While Albee has been fiercely protective of his play in the US, where this was only the second-ever revival on Broadway in the 43 years since it was originally staged there, we are rather more familiar with it over here: this is the fourth production I’ve seen the play in London since beginning my theatregoing life here twenty-five years ago. I’ve seen it at the National (briefly starring Joan Plowright – she only did previews, before being replaced by Margaret Tyzack — opposite the late Paul Eddington), Young Vic (Billie Whitelaw, Patrick Stewart) and Almeida (Diana Rigg, David Suchet); but this version brings an authentically American atmosphere to it that makes it both funnier and more terrifying than I have previously experienced it.
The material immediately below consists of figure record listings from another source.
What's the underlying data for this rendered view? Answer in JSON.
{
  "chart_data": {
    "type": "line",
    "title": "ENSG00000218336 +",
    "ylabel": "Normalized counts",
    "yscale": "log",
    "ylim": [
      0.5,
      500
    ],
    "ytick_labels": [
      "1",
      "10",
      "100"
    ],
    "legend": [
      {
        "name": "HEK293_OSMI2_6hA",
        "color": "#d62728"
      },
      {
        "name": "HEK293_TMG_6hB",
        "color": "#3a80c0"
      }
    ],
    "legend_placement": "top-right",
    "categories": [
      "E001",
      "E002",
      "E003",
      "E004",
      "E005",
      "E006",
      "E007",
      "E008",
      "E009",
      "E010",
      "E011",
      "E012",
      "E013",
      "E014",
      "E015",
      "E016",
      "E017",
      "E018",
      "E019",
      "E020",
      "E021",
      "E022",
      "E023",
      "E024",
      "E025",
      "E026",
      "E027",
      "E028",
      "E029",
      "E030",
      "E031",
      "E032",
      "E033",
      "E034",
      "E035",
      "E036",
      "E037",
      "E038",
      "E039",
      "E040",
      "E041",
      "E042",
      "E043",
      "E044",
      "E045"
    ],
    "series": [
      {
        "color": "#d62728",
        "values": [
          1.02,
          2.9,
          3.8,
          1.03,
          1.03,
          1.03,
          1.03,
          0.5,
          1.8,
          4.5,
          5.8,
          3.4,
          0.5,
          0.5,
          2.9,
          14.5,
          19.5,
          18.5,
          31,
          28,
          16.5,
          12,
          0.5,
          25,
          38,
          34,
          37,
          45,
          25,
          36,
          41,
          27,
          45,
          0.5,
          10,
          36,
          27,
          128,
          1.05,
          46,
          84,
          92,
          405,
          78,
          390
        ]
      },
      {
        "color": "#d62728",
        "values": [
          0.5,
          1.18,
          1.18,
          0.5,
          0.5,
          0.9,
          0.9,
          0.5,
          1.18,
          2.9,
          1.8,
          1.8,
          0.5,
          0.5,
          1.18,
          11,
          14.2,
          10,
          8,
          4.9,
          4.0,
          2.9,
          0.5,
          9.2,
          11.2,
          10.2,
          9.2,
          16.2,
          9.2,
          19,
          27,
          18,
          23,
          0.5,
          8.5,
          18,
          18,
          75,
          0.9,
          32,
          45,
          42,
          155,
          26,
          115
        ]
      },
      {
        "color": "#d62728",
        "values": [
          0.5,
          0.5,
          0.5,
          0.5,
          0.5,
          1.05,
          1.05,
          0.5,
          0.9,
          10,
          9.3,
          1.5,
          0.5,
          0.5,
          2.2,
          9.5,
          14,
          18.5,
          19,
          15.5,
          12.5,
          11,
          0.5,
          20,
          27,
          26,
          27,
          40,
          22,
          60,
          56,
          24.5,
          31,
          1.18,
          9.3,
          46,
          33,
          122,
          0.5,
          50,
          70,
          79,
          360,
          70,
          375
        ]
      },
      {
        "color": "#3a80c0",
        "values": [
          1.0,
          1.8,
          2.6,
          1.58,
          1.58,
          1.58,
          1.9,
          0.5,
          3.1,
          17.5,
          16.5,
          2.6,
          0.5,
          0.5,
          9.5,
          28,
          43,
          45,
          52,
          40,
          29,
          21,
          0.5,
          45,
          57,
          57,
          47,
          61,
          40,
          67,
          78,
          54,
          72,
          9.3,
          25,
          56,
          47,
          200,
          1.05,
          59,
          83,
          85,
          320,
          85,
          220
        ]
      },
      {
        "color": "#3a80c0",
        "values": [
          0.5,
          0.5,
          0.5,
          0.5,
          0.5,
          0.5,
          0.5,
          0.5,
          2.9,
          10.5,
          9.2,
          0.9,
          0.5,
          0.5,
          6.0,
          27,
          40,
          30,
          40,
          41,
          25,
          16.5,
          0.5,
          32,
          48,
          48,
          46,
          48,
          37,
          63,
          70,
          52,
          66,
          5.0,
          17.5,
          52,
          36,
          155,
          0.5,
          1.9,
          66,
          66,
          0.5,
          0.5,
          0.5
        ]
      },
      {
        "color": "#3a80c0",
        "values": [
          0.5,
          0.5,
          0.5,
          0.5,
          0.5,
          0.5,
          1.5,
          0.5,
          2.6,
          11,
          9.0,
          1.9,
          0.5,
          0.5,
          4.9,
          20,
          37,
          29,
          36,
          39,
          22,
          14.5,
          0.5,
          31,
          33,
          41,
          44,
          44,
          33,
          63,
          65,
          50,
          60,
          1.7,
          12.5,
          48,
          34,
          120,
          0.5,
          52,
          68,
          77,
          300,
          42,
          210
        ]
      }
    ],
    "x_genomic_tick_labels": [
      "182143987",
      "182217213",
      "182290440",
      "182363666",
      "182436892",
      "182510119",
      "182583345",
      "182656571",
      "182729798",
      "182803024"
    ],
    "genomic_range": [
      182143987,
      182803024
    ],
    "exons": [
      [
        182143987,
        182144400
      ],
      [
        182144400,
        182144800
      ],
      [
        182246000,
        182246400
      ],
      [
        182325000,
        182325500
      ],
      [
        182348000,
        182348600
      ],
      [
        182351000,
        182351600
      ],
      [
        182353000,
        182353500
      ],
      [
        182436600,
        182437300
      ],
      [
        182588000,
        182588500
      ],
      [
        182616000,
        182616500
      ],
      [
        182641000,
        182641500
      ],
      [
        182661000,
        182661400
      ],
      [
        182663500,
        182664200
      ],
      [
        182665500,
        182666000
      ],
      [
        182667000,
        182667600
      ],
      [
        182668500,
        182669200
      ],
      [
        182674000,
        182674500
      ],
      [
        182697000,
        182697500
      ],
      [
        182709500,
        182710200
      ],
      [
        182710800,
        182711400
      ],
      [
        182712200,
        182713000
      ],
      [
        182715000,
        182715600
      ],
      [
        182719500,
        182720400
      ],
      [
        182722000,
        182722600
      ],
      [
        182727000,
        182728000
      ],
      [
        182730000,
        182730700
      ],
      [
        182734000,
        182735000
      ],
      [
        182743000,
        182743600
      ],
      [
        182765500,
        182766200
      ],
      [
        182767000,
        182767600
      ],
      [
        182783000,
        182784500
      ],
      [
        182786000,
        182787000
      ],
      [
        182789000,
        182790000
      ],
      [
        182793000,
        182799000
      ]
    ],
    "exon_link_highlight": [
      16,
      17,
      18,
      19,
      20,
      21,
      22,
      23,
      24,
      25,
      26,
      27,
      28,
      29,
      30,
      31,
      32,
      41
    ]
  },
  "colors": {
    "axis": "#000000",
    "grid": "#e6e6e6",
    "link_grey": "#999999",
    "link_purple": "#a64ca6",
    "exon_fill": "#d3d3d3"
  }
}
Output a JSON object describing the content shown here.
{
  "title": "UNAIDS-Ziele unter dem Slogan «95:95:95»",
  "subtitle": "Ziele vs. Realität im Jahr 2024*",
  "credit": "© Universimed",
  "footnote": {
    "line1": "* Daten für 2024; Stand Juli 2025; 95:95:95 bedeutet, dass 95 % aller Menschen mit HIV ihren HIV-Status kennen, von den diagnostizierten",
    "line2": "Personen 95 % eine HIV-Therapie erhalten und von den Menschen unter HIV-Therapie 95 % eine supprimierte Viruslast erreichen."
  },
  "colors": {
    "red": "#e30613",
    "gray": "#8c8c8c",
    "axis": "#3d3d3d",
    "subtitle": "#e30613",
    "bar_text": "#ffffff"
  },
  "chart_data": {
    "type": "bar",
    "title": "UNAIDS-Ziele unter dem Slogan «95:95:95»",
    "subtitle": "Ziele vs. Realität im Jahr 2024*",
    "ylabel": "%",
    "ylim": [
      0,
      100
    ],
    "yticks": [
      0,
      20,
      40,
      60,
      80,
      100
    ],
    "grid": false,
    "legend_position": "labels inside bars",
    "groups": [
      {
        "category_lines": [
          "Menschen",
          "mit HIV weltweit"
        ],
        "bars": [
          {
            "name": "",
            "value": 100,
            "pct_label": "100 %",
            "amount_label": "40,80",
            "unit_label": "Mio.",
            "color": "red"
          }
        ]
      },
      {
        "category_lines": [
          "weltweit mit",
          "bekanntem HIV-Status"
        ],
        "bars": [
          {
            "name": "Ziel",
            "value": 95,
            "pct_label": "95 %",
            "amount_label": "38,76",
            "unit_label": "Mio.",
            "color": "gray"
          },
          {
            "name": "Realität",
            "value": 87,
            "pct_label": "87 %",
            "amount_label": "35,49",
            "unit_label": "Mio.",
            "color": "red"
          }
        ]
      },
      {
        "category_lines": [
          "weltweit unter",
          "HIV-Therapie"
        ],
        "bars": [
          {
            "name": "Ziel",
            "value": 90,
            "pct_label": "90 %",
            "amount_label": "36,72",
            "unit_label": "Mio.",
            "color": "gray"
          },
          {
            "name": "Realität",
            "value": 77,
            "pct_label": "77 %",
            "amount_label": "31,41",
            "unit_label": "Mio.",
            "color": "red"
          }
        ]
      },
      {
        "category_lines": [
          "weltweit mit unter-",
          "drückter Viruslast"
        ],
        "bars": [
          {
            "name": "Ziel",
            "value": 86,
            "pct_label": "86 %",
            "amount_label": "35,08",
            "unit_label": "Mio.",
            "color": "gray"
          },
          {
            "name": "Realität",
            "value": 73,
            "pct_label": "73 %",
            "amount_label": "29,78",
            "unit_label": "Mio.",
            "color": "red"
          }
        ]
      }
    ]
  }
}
Everything about it feels totally inhabited, not least John Lee Beatty’s splendid wood-panelled living room setting.

This may be about the marital row to end all marital rows; but this is also the production to end all productions. It bodes thrillingly well for the Apollo’s new owners Nimax – Nica Burns and Max Weizenhoffer – whose first own co-production with a consortium of other producers this is.